After being trapped on an island in the middle of a hurricane, travel writer Lea Sutter discovers and adopts orphaned 12 year old twins Daniel and Samuel. But Lea’s husband Mark has his doubts about adopting the twins. Doubts that are soon justified when, shortly after Lea and the twins return to their Long Island home, Mark finds himself under suspicion for a brutal murder that occurred in his own front yard.
In the early 2000’s, YA fiction changed. The quality improved, it became respectable and all the monthly teen paperback series that were popular in the ‘80’s and ‘90’s died out. I had always assumed that Goosebumps and Fear Street had gone the way of The Babysitters Club and Sweet Valley High and that Stine had retired to do whatever he pleased. However, it turns out that, not only is Stine still writing around six Goosebumps books per year, he also has his own TV series (The Haunting Hour) and has recently come out with a new book for adults.
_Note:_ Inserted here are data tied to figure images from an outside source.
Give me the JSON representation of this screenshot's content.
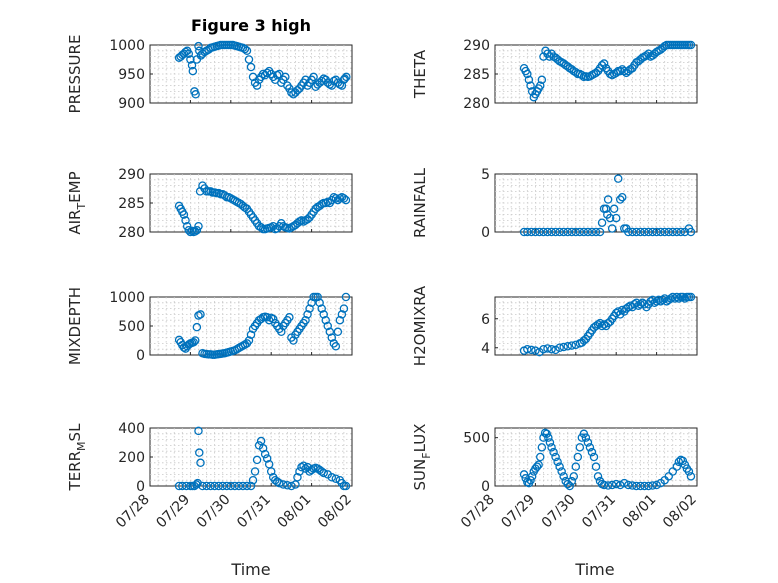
{
  "figure_title": "Figure 3 high",
  "x_axis": {
    "label": "Time",
    "ticks": [
      "07/28",
      "07/29",
      "07/30",
      "07/31",
      "08/01",
      "08/02"
    ],
    "range": [
      0,
      5
    ]
  },
  "colors": {
    "marker": "#0072BD",
    "axis": "#262626",
    "grid": "#c8c8c8"
  },
  "chart_data": [
    {
      "type": "scatter",
      "ylabel": "PRESSURE",
      "ylabel_sub": "",
      "ylabel_suffix": "",
      "ylim": [
        900,
        1000
      ],
      "yticks": [
        900,
        950,
        1000
      ],
      "xlim": [
        0,
        5
      ],
      "grid": true,
      "x": [
        0.72,
        0.76,
        0.8,
        0.84,
        0.88,
        0.92,
        0.96,
        1.0,
        1.04,
        1.06,
        1.1,
        1.13,
        1.16,
        1.2,
        1.22,
        1.26,
        1.3,
        1.35,
        1.4,
        1.45,
        1.5,
        1.55,
        1.6,
        1.65,
        1.7,
        1.75,
        1.8,
        1.85,
        1.9,
        1.95,
        2.0,
        2.05,
        2.1,
        2.15,
        2.2,
        2.25,
        2.3,
        2.35,
        2.4,
        2.45,
        2.5,
        2.55,
        2.6,
        2.65,
        2.7,
        2.75,
        2.8,
        2.85,
        2.9,
        2.95,
        3.0,
        3.05,
        3.1,
        3.15,
        3.2,
        3.25,
        3.3,
        3.35,
        3.4,
        3.45,
        3.5,
        3.55,
        3.6,
        3.65,
        3.7,
        3.75,
        3.8,
        3.85,
        3.9,
        3.95,
        4.0,
        4.05,
        4.1,
        4.15,
        4.2,
        4.25,
        4.3,
        4.35,
        4.4,
        4.45,
        4.5,
        4.55,
        4.6,
        4.65,
        4.7,
        4.75,
        4.8,
        4.82,
        4.86
      ],
      "y": [
        978,
        980,
        983,
        985,
        988,
        990,
        985,
        975,
        965,
        955,
        920,
        915,
        975,
        998,
        990,
        982,
        985,
        988,
        990,
        992,
        995,
        996,
        997,
        998,
        999,
        1000,
        1000,
        1000,
        1001,
        1001,
        1000,
        1000,
        999,
        998,
        997,
        996,
        995,
        993,
        990,
        975,
        962,
        945,
        935,
        930,
        940,
        945,
        950,
        948,
        952,
        955,
        950,
        945,
        940,
        948,
        950,
        935,
        940,
        945,
        930,
        925,
        918,
        915,
        918,
        922,
        925,
        930,
        935,
        940,
        930,
        935,
        940,
        945,
        928,
        932,
        935,
        938,
        942,
        940,
        935,
        932,
        930,
        938,
        940,
        935,
        932,
        930,
        940,
        942,
        945
      ],
      "note_dummy": ""
    },
    {
      "type": "scatter",
      "ylabel": "THETA",
      "ylabel_sub": "",
      "ylabel_suffix": "",
      "ylim": [
        280,
        290
      ],
      "yticks": [
        280,
        285,
        290
      ],
      "xlim": [
        0,
        5
      ],
      "grid": true,
      "x": [
        0.72,
        0.76,
        0.8,
        0.84,
        0.88,
        0.92,
        0.96,
        1.0,
        1.04,
        1.08,
        1.12,
        1.16,
        1.2,
        1.25,
        1.3,
        1.35,
        1.4,
        1.45,
        1.5,
        1.55,
        1.6,
        1.65,
        1.7,
        1.75,
        1.8,
        1.85,
        1.9,
        1.95,
        2.0,
        2.05,
        2.1,
        2.15,
        2.2,
        2.25,
        2.3,
        2.35,
        2.4,
        2.45,
        2.5,
        2.55,
        2.6,
        2.65,
        2.7,
        2.75,
        2.8,
        2.85,
        2.9,
        2.95,
        3.0,
        3.05,
        3.1,
        3.15,
        3.2,
        3.25,
        3.3,
        3.35,
        3.4,
        3.45,
        3.5,
        3.55,
        3.6,
        3.65,
        3.7,
        3.75,
        3.8,
        3.85,
        3.9,
        3.95,
        4.0,
        4.05,
        4.1,
        4.15,
        4.2,
        4.25,
        4.3,
        4.35,
        4.4,
        4.45,
        4.5,
        4.55,
        4.6,
        4.65,
        4.7,
        4.75,
        4.8,
        4.85
      ],
      "y": [
        286,
        285.5,
        285,
        284,
        283,
        282,
        281,
        281.5,
        282,
        282.5,
        283,
        284,
        288,
        289,
        288.5,
        288,
        288.5,
        288,
        287.8,
        287.5,
        287.2,
        287,
        286.8,
        286.5,
        286.3,
        286,
        285.8,
        285.5,
        285.3,
        285,
        285,
        284.8,
        284.5,
        284.6,
        284.5,
        284.6,
        284.8,
        285,
        285.2,
        285.5,
        286,
        286.5,
        286.8,
        286,
        285.5,
        285,
        284.8,
        285,
        285.2,
        285.5,
        285.5,
        285.8,
        285.5,
        285.2,
        285.5,
        285.8,
        286,
        286.5,
        287,
        287.2,
        287.5,
        287.8,
        288,
        288.2,
        288.5,
        288,
        288.2,
        288.5,
        288.8,
        289,
        289.2,
        289.5,
        289.8,
        290,
        290.2,
        290.2,
        290.3,
        290.4,
        290.5,
        290.5,
        290.5,
        290.5,
        290.4,
        290.5,
        290.5,
        290.5
      ]
    },
    {
      "type": "scatter",
      "ylabel": "AIR",
      "ylabel_sub": "T",
      "ylabel_suffix": "EMP",
      "ylim": [
        280,
        290
      ],
      "yticks": [
        280,
        285,
        290
      ],
      "xlim": [
        0,
        5
      ],
      "grid": true,
      "x": [
        0.72,
        0.76,
        0.8,
        0.84,
        0.88,
        0.92,
        0.96,
        1.0,
        1.04,
        1.08,
        1.12,
        1.16,
        1.2,
        1.24,
        1.3,
        1.35,
        1.4,
        1.45,
        1.5,
        1.55,
        1.6,
        1.65,
        1.7,
        1.75,
        1.8,
        1.85,
        1.9,
        1.95,
        2.0,
        2.05,
        2.1,
        2.15,
        2.2,
        2.25,
        2.3,
        2.35,
        2.4,
        2.45,
        2.5,
        2.55,
        2.6,
        2.65,
        2.7,
        2.75,
        2.8,
        2.85,
        2.9,
        2.95,
        3.0,
        3.05,
        3.1,
        3.15,
        3.2,
        3.25,
        3.3,
        3.35,
        3.4,
        3.45,
        3.5,
        3.55,
        3.6,
        3.65,
        3.7,
        3.75,
        3.8,
        3.85,
        3.9,
        3.95,
        4.0,
        4.05,
        4.1,
        4.15,
        4.2,
        4.25,
        4.3,
        4.35,
        4.4,
        4.45,
        4.5,
        4.55,
        4.6,
        4.65,
        4.7,
        4.75,
        4.8,
        4.85
      ],
      "y": [
        284.5,
        284,
        283.5,
        283,
        282,
        281,
        280.3,
        280,
        280.2,
        280,
        280.1,
        280.3,
        281,
        287,
        288,
        287.5,
        287,
        287,
        287,
        286.8,
        286.8,
        286.7,
        286.7,
        286.5,
        286.5,
        286.3,
        286,
        286,
        285.8,
        285.6,
        285.4,
        285.2,
        285,
        284.8,
        284.5,
        284.2,
        284,
        283.5,
        283,
        282.5,
        282,
        281.5,
        281,
        280.8,
        280.5,
        280.5,
        280.6,
        280.7,
        280.8,
        281,
        280.5,
        280.6,
        281,
        281.5,
        281,
        280.8,
        280.7,
        280.6,
        280.8,
        281,
        281.2,
        281.5,
        281.8,
        282,
        281.8,
        282,
        282.2,
        282.5,
        283,
        283.5,
        284,
        284.3,
        284.5,
        284.8,
        285,
        285,
        285.2,
        285,
        285.5,
        286,
        285.8,
        285.5,
        285.8,
        286,
        285.8,
        285.5
      ]
    },
    {
      "type": "scatter",
      "ylabel": "RAINFALL",
      "ylabel_sub": "",
      "ylabel_suffix": "",
      "ylim": [
        0,
        5
      ],
      "yticks": [
        0,
        5
      ],
      "xlim": [
        0,
        5
      ],
      "grid": true,
      "x": [
        0.72,
        0.8,
        0.9,
        1.0,
        1.1,
        1.2,
        1.3,
        1.4,
        1.5,
        1.6,
        1.7,
        1.8,
        1.9,
        2.0,
        2.1,
        2.2,
        2.3,
        2.4,
        2.5,
        2.6,
        2.65,
        2.7,
        2.75,
        2.78,
        2.8,
        2.85,
        2.9,
        2.95,
        3.0,
        3.05,
        3.1,
        3.15,
        3.2,
        3.25,
        3.3,
        3.4,
        3.5,
        3.6,
        3.7,
        3.8,
        3.9,
        4.0,
        4.1,
        4.2,
        4.3,
        4.4,
        4.5,
        4.6,
        4.7,
        4.8,
        4.85
      ],
      "y": [
        0,
        0,
        0,
        0,
        0,
        0,
        0,
        0,
        0,
        0,
        0,
        0,
        0,
        0,
        0,
        0,
        0,
        0,
        0,
        0,
        0.8,
        2.0,
        2.0,
        1.5,
        2.8,
        1.2,
        0.3,
        2.0,
        1.2,
        4.6,
        2.8,
        3.0,
        0.3,
        0.3,
        0,
        0,
        0,
        0,
        0,
        0,
        0,
        0,
        0,
        0,
        0,
        0,
        0,
        0,
        0,
        0.3,
        0
      ]
    },
    {
      "type": "scatter",
      "ylabel": "MIXDEPTH",
      "ylabel_sub": "",
      "ylabel_suffix": "",
      "ylim": [
        0,
        1000
      ],
      "yticks": [
        0,
        500,
        1000
      ],
      "xlim": [
        0,
        5
      ],
      "grid": true,
      "x": [
        0.72,
        0.76,
        0.8,
        0.84,
        0.88,
        0.92,
        0.96,
        1.0,
        1.04,
        1.08,
        1.12,
        1.16,
        1.2,
        1.25,
        1.3,
        1.35,
        1.4,
        1.45,
        1.5,
        1.55,
        1.6,
        1.65,
        1.7,
        1.75,
        1.8,
        1.85,
        1.9,
        1.95,
        2.0,
        2.05,
        2.1,
        2.15,
        2.2,
        2.25,
        2.3,
        2.35,
        2.4,
        2.45,
        2.5,
        2.55,
        2.6,
        2.65,
        2.7,
        2.75,
        2.8,
        2.85,
        2.9,
        2.95,
        3.0,
        3.05,
        3.1,
        3.15,
        3.2,
        3.25,
        3.3,
        3.35,
        3.4,
        3.45,
        3.5,
        3.55,
        3.6,
        3.65,
        3.7,
        3.75,
        3.8,
        3.85,
        3.9,
        3.95,
        4.0,
        4.05,
        4.1,
        4.15,
        4.2,
        4.25,
        4.3,
        4.35,
        4.4,
        4.45,
        4.5,
        4.55,
        4.6,
        4.65,
        4.7,
        4.75,
        4.8,
        4.85
      ],
      "y": [
        260,
        220,
        170,
        130,
        110,
        150,
        180,
        200,
        210,
        220,
        250,
        480,
        680,
        700,
        30,
        20,
        15,
        10,
        10,
        5,
        5,
        10,
        15,
        20,
        25,
        30,
        40,
        50,
        60,
        70,
        80,
        100,
        120,
        140,
        160,
        180,
        200,
        250,
        350,
        450,
        500,
        550,
        600,
        620,
        650,
        660,
        650,
        600,
        640,
        620,
        550,
        500,
        450,
        400,
        500,
        550,
        600,
        650,
        300,
        250,
        350,
        400,
        450,
        500,
        550,
        600,
        700,
        800,
        900,
        1000,
        1050,
        1000,
        900,
        800,
        700,
        600,
        500,
        400,
        300,
        200,
        150,
        400,
        600,
        700,
        800,
        1000
      ]
    },
    {
      "type": "scatter",
      "ylabel": "H2OMIXRA",
      "ylabel_sub": "",
      "ylabel_suffix": "",
      "ylim": [
        3.5,
        7.5
      ],
      "yticks": [
        4,
        6
      ],
      "xlim": [
        0,
        5
      ],
      "grid": true,
      "x": [
        0.72,
        0.8,
        0.9,
        1.0,
        1.1,
        1.2,
        1.3,
        1.4,
        1.5,
        1.6,
        1.7,
        1.8,
        1.9,
        2.0,
        2.1,
        2.15,
        2.2,
        2.25,
        2.3,
        2.35,
        2.4,
        2.45,
        2.5,
        2.55,
        2.6,
        2.65,
        2.7,
        2.75,
        2.8,
        2.85,
        2.9,
        2.95,
        3.0,
        3.05,
        3.1,
        3.15,
        3.2,
        3.25,
        3.3,
        3.35,
        3.4,
        3.45,
        3.5,
        3.55,
        3.6,
        3.65,
        3.7,
        3.75,
        3.8,
        3.85,
        3.9,
        3.95,
        4.0,
        4.05,
        4.1,
        4.15,
        4.2,
        4.25,
        4.3,
        4.35,
        4.4,
        4.45,
        4.5,
        4.55,
        4.6,
        4.65,
        4.7,
        4.75,
        4.8,
        4.85
      ],
      "y": [
        3.8,
        3.9,
        3.85,
        3.8,
        3.7,
        3.9,
        3.95,
        3.9,
        3.85,
        4.0,
        4.05,
        4.1,
        4.15,
        4.2,
        4.3,
        4.35,
        4.5,
        4.6,
        4.8,
        5.0,
        5.2,
        5.4,
        5.5,
        5.6,
        5.7,
        5.5,
        5.6,
        5.5,
        5.7,
        5.8,
        6.0,
        6.2,
        6.4,
        6.5,
        6.3,
        6.6,
        6.5,
        6.7,
        6.8,
        6.9,
        6.8,
        7.0,
        7.1,
        6.9,
        7.0,
        7.1,
        7.0,
        6.8,
        7.0,
        7.2,
        7.3,
        7.1,
        7.2,
        7.3,
        7.2,
        7.3,
        7.4,
        7.2,
        7.3,
        7.4,
        7.5,
        7.4,
        7.5,
        7.4,
        7.5,
        7.5,
        7.4,
        7.5,
        7.5,
        7.5
      ]
    },
    {
      "type": "scatter",
      "ylabel": "TERR",
      "ylabel_sub": "M",
      "ylabel_suffix": "SL",
      "ylim": [
        0,
        400
      ],
      "yticks": [
        0,
        200,
        400
      ],
      "xlim": [
        0,
        5
      ],
      "grid": true,
      "x": [
        0.72,
        0.8,
        0.9,
        1.0,
        1.05,
        1.1,
        1.15,
        1.18,
        1.2,
        1.22,
        1.25,
        1.3,
        1.4,
        1.5,
        1.6,
        1.7,
        1.8,
        1.9,
        2.0,
        2.1,
        2.2,
        2.3,
        2.4,
        2.5,
        2.55,
        2.6,
        2.65,
        2.7,
        2.75,
        2.8,
        2.85,
        2.9,
        2.95,
        3.0,
        3.05,
        3.1,
        3.15,
        3.2,
        3.3,
        3.4,
        3.5,
        3.6,
        3.65,
        3.7,
        3.75,
        3.8,
        3.85,
        3.9,
        3.95,
        4.0,
        4.05,
        4.1,
        4.15,
        4.2,
        4.25,
        4.3,
        4.4,
        4.5,
        4.6,
        4.7,
        4.75,
        4.8,
        4.85
      ],
      "y": [
        0,
        0,
        0,
        0,
        0,
        0,
        10,
        20,
        380,
        230,
        160,
        0,
        0,
        0,
        0,
        0,
        0,
        0,
        0,
        0,
        0,
        0,
        0,
        0,
        40,
        100,
        180,
        280,
        310,
        260,
        220,
        190,
        150,
        100,
        60,
        40,
        30,
        20,
        10,
        5,
        0,
        10,
        60,
        100,
        130,
        140,
        120,
        130,
        100,
        110,
        120,
        125,
        120,
        110,
        100,
        90,
        80,
        60,
        50,
        40,
        20,
        0,
        0
      ]
    },
    {
      "type": "scatter",
      "ylabel": "SUN",
      "ylabel_sub": "F",
      "ylabel_suffix": "LUX",
      "ylim": [
        0,
        600
      ],
      "yticks": [
        0,
        500
      ],
      "xlim": [
        0,
        5
      ],
      "grid": true,
      "x": [
        0.72,
        0.76,
        0.8,
        0.84,
        0.88,
        0.92,
        0.96,
        1.0,
        1.04,
        1.08,
        1.12,
        1.16,
        1.2,
        1.24,
        1.28,
        1.32,
        1.36,
        1.4,
        1.45,
        1.5,
        1.55,
        1.6,
        1.65,
        1.7,
        1.75,
        1.8,
        1.85,
        1.9,
        1.95,
        2.0,
        2.05,
        2.1,
        2.15,
        2.2,
        2.25,
        2.3,
        2.35,
        2.4,
        2.45,
        2.5,
        2.55,
        2.6,
        2.65,
        2.7,
        2.8,
        2.9,
        3.0,
        3.1,
        3.2,
        3.3,
        3.4,
        3.5,
        3.6,
        3.7,
        3.8,
        3.9,
        4.0,
        4.1,
        4.2,
        4.3,
        4.4,
        4.5,
        4.55,
        4.6,
        4.65,
        4.7,
        4.75,
        4.8,
        4.85
      ],
      "y": [
        120,
        80,
        40,
        30,
        60,
        100,
        150,
        180,
        200,
        220,
        300,
        400,
        500,
        550,
        540,
        500,
        450,
        400,
        350,
        300,
        250,
        200,
        150,
        100,
        50,
        20,
        0,
        50,
        100,
        200,
        300,
        400,
        500,
        540,
        500,
        450,
        400,
        350,
        300,
        200,
        100,
        50,
        20,
        10,
        5,
        10,
        20,
        10,
        30,
        10,
        5,
        0,
        0,
        0,
        0,
        5,
        10,
        30,
        60,
        100,
        150,
        200,
        250,
        270,
        260,
        220,
        180,
        150,
        100
      ]
    }
  ]
}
Red Rain is Stine’s fourth book for adults, but the first I would class as a true adult novel. Stine is clearly most comfortable writing for and about kids and teens. His previous three attempts at breaking into the adult market (Superstitious, Eye Candy, and The Sitter) all had protagonists in their early 20’s who acted like over-grown teenagers, so for all intents and purposes, were effectively YA books, just with more swearing, sex and violence that you’d usually find in one of Stine’s books. In Red Rain, however, Lea and Mark Sutter are a married couple in their 30’s, with kids and jobs, who said goodbye to their own childhoods years ago. Of course, Stine, being who he is, had to find some way of getting kids into the mix, which he does by way of 12 year old twins Daniel and Samuel, who turn out to be more than the Sutters bargained for, in the full horror story sense of the phrase (Side note: Why is it that adopted kids are always evil in horror stories? Did all these horror writers hate Annie and Anne of Green Gables that much?). The scenes featuring the twins are where the story really comes to life. Nevertheless, the book never feels like it is actually aimed at 12 year olds.
Red Rain is not great literature, by any stretch of the imagination, but it is very entertaining. The writing is bad in parts (“He doesn’t want us to be happy. Pa doesn’t want to give us the things we want. You heard him. You heard every word. We have work to do. We have plans, boyo. We cannot let the new pa stand in our way.”) and some of the twists and turns are ridiculous to say the least, but if you enjoyed reading Stine’s Fear Street books, you’ll love it. That’s essentially what this book is – Fear Street for adults.
The Fear Street books weren’t great books either, but Stine’s formula of cliff-hangers at the end of each chapter and humour mixed with a genuine sense of danger, kept readers turning the pages and buying his books. No matter how much I laughed at the lameness of Red Rain (for example, who really adopts kids without so much as checking to see that their parents are really dead?), I kept reading, I had a lot of fun, and I was even surprised by a few plot twists that I didn’t see coming. By that definition, as far as I’m concerned, Red Rain was a good book.
Even though R.L. Stine was once called “the Stephen King of children’s literature”, his writing will never be mistaken for King’s, but it serves a purpose. I loved the Fear Street books and missed them sorely when the series ended. Red Rain provides one more opportunity for fans to journey down Fear Street and for that I am grateful.
Verdict: A laughably bad, good time that Fear Street fans will welcome.